Erosão em turbinas maremotrizes: o mapeamento 3D que salvou quarenta por cento de eficiência

23 de May de 2026 Publicado | Traducido del español

Uma usina maremotriz de última geração sofreu uma queda drástica de 40% em sua eficiência operacional em apenas seis meses. O diagnóstico inicial apontava para um desgaste prematuro das pás. Por meio de uma análise forense com mapeamento 3D e simulação CFD, a equipe de engenharia identificou um padrão de erosão causado pelo impacto de partículas de lodo silicoso, um fenômeno de fadiga superficial que estava destruindo o perfil aerodinâmico da turbina.

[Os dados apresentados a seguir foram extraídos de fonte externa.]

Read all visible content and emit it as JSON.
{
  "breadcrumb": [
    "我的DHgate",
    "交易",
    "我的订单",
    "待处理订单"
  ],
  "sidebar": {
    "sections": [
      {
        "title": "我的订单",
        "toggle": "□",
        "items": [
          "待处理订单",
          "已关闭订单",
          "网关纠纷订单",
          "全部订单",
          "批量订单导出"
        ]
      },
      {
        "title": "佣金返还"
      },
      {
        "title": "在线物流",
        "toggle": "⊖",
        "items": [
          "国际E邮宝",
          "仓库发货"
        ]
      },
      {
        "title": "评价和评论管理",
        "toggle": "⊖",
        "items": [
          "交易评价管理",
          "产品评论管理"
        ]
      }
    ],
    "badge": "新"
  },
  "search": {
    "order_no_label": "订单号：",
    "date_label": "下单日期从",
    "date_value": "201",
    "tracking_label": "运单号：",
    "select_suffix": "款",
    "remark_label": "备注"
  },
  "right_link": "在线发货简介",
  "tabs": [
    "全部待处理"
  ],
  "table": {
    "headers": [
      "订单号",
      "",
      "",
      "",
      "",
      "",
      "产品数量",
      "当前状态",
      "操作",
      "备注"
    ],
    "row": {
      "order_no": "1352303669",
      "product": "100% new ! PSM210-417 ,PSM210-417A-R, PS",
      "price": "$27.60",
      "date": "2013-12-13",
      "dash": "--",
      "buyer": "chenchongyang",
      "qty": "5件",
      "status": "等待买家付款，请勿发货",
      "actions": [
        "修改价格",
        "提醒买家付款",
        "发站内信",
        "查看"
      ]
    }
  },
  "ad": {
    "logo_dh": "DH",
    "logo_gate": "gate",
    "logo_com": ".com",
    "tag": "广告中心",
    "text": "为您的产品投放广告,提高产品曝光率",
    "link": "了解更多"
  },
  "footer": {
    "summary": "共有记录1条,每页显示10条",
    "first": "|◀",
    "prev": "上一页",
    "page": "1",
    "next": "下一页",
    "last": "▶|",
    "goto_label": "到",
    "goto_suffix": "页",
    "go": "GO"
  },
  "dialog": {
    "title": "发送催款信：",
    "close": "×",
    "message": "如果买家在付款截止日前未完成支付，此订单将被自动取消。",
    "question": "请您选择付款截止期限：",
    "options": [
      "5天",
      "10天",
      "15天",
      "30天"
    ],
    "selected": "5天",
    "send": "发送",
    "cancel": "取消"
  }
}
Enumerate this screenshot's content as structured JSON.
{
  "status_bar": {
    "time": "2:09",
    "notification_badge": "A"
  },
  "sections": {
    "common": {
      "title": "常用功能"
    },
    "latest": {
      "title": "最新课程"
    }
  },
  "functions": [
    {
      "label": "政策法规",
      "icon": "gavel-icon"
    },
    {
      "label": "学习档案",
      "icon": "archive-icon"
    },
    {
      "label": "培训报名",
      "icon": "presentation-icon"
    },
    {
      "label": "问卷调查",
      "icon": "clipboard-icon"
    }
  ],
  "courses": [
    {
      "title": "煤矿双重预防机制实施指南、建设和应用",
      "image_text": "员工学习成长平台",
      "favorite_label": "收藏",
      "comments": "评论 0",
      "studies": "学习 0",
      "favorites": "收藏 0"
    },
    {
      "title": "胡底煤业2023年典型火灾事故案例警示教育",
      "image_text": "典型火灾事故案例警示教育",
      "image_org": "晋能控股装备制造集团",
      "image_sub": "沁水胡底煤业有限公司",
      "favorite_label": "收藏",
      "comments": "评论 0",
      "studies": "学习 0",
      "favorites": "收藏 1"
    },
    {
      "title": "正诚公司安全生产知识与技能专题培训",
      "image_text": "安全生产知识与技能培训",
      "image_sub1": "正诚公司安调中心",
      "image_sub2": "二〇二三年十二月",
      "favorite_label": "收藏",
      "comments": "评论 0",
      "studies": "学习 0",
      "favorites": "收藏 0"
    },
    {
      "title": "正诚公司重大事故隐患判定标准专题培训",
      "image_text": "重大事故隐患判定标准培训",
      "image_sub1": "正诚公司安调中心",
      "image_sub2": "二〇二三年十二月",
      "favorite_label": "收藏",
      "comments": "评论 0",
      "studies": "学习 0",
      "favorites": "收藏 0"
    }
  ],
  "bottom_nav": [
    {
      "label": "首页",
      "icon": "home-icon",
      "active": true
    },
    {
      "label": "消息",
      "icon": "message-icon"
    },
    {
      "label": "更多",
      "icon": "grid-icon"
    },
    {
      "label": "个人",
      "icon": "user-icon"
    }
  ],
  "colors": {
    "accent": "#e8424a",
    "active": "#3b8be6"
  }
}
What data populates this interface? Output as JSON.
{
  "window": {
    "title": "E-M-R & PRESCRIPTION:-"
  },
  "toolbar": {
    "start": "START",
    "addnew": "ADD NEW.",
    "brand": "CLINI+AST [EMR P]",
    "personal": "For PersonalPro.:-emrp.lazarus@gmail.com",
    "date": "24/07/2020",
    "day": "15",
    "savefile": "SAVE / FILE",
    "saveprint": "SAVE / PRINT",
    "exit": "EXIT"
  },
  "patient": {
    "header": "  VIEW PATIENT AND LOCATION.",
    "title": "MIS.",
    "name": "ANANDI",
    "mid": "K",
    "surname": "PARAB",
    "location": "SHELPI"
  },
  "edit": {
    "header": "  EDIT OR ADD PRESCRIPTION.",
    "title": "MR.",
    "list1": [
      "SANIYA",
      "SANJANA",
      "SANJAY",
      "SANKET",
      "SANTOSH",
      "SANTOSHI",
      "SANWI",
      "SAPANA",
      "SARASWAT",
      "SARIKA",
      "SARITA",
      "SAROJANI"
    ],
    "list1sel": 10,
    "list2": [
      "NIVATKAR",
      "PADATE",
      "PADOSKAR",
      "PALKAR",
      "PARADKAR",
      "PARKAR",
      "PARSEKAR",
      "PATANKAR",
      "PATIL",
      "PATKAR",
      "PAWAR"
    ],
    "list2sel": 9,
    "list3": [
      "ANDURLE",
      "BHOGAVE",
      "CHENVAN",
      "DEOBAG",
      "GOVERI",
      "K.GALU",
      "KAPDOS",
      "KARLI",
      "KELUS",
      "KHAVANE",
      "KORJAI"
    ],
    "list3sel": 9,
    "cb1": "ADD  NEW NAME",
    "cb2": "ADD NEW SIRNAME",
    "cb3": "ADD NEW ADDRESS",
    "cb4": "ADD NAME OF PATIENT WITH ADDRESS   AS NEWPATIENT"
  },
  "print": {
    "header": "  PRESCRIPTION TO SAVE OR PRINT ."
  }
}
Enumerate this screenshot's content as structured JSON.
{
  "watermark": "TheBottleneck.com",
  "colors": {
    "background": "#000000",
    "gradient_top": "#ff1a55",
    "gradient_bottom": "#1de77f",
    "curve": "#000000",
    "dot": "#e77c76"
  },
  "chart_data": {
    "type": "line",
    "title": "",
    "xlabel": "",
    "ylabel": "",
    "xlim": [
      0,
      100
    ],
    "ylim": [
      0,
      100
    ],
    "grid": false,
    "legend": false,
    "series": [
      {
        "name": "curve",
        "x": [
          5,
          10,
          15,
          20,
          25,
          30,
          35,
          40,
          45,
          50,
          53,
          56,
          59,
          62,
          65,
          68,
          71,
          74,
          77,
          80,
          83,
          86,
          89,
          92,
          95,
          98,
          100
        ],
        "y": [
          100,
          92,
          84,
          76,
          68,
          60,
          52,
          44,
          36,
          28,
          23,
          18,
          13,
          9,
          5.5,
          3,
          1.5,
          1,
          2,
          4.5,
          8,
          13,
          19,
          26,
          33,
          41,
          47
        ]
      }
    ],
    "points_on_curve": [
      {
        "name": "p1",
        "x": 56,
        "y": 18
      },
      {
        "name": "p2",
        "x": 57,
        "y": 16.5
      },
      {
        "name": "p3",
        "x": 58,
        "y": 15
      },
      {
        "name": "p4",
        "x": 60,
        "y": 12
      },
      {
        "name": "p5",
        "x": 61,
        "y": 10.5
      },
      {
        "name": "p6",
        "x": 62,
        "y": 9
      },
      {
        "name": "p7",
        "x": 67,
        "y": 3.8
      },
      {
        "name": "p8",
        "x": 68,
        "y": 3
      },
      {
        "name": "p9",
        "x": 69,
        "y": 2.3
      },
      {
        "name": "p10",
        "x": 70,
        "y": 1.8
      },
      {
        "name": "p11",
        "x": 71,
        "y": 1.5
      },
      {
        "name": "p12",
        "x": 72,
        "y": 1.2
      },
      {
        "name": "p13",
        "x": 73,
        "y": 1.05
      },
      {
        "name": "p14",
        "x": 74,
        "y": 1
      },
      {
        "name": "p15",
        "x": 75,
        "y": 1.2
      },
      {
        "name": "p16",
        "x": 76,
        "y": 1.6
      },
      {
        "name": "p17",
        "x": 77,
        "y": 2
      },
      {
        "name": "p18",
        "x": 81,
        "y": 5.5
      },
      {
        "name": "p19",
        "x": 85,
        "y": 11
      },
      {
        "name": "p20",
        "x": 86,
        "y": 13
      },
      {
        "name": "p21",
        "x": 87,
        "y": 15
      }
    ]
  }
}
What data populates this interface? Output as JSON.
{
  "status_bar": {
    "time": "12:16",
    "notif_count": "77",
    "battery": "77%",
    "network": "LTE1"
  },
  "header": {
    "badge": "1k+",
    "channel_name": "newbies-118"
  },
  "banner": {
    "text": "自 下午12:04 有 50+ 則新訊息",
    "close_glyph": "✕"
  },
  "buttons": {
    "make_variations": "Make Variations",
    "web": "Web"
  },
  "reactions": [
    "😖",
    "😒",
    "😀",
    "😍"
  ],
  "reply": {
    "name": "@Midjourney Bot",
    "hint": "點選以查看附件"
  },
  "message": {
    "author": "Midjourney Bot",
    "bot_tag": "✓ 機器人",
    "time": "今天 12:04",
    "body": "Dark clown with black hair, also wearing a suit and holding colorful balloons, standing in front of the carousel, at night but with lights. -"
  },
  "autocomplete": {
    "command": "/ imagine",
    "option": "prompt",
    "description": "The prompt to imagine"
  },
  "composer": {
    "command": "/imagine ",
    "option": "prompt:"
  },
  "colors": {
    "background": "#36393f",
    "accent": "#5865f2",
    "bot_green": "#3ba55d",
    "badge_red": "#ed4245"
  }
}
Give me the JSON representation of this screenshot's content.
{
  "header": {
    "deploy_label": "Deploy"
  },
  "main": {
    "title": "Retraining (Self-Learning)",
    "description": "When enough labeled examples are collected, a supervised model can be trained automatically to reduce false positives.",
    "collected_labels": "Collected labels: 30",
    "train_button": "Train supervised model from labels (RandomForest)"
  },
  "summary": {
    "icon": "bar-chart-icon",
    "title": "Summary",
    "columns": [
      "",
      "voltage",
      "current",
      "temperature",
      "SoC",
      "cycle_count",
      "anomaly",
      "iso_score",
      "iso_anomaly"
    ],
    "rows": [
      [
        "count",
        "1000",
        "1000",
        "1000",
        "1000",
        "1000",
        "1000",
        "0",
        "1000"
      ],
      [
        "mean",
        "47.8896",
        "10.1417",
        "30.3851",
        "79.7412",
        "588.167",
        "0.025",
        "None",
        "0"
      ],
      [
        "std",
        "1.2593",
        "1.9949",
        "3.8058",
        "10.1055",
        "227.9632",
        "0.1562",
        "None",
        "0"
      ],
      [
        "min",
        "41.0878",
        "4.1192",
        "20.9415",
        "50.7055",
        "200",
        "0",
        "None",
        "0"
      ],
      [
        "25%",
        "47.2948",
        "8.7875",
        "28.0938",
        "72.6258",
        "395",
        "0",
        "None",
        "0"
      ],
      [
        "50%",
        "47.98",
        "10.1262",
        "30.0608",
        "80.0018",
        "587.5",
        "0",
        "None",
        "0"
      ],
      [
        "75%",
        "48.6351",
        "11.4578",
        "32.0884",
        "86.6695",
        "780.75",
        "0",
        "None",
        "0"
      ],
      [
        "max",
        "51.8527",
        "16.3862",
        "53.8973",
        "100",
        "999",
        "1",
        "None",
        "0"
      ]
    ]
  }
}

Mapeamento 3D mostra erosão em pás de turbina maremotriz por impacto de partículas de lodo silicoso

Análise de fadiga por partículas: do scanner GOM ao Star-CCM+ 🔬

O processo de investigação começou com a inspeção geométrica das pás danificadas utilizando o GOM Inspect. O software gerou uma nuvem de pontos de alta densidade que revelou microcrateras e sulcos orientados na direção do fluxo. Esses dados foram importados para o Star-CCM+ para realizar uma simulação multifásica Lagrangiana, modelando o lodo como partículas discretas. Os resultados mostraram que a taxa de erosão se concentrava no bordo de ataque e na zona de pressão, gerando uma rugosidade que alterava a camada limite e disparava as perdas por atrito. A correlação entre o mapa de desgaste real do GOM e o mapa de impacto virtual do Star-CCM+ foi de 92%, confirmando o mecanismo de fadiga por impacto sólido.

Redesenhar contra a abrasão: a lição do Inventor ⚙️

Com o modelo de fadiga validado, a equipe utilizou o Autodesk Inventor para redesenhar o perfil aerodinâmico. A solução não foi endurecer o material, mas sim modificar a curvatura da pá para desviar as partículas para o centro do canal, reduzindo a velocidade de impacto em 35%. Esta abordagem, baseada na simulação de fadiga de materiais, demonstra que a eficiência de uma turbina não depende apenas da hidrodinâmica inicial, mas de como sua geometria resiste à agressão constante do sedimento. O novo design promete recuperar a eficiência perdida e estender a vida útil do equipamento.

Como engenheiro de simulação, qual metodologia específica de mapeamento 3D vocês aplicaram para correlacionar os padrões de erosão com a queda de eficiência e conseguir uma recuperação de 40% sem substituir as pás completas?

(PS: A fadiga de materiais é como a sua depois de 10 horas de simulação.)